Lexical Analyzer is divided into two processes:
1. Scanning - comment deletion, white space compaction
2. Lexical Analysis - sequence of tokens produced here

token - <token_name, attribute_value> stored in symbol table. attribute_value is optional. Parser processes the token_name symbols.
Pattern is a description for the acceptable lexeme form. Example,
number -> [0-9]*[\.[0-9]]? the REGEX accepts floating point and integer numbers.
lexeme -> sequence of characters that matches the pattern for a token and is identified by lexical analyzer.

To get the lexeme, we often have to look ahead of the current lexeme to match the pattern.
A two-buffer scheme handles large lookaheads.
Two buffers each of size n are loaded to save time; save time? Yes, from having to read from a buffer and waiting for the next buffer. Solution, pre-fetch and have two buffers.
If eof occurs at the end of buffer, it denotes end of buffer. If eof occurs anywhere else it denotes end of the input.
Sentinels
- The sentinel is a special character that cannot be part of the source program - eof.
- For each character read we have two tests
  - Is end of buffer?
  - What character is read?

\(prefix\) \(\rightarrow\) remove 0 or more symbols from the end of string
\(suffix \rightarrow\) remove 0 or more symbols from the beginning
\(substring\rightarrow\) string after deleting any prefix/suffix
\(subsequence\rightarrow\) string after deleting 0 or more not necessarily subsequent characters (deleting any characters in the string)
\(proper\ prefix/suffix/substring\rightarrow\) not \(\epsilon\) or not equal to the original string.

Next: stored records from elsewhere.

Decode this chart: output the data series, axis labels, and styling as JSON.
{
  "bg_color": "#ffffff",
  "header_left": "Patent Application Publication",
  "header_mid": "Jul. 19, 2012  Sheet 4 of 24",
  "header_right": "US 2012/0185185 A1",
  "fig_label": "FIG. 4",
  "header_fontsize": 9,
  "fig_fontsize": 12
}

Built recursively out of smaller REGEX
Each regular expressions \(r\) denotes a language \(L(r)\)
Algebraic Laws for Regular Expressions!
Extensions of REGEX:
- One of more instances \(r^{+}\)
  - \(a^{+}\) is {a,aa,aaa,aaaa,...}
- Zero or one instance \(r?\)
  - \(a?\) is {\(\epsilon\) | a}
- Character classes \([a_1a_2...a_n]\)
  - \([abc]\) \(\leftrightarrow\) \(a|b|c\)
  - \([a-z]\) \(\leftrightarrow\) \(a|b|...|z|\)
Normal strategy is to take the longest prefix of the input that matches any pattern as a lexeme.

Collection of nodes/circles called states.
- Each state represents a condition that could occur during the process of scanning the input looking for a lexeme that matches one of several patterns.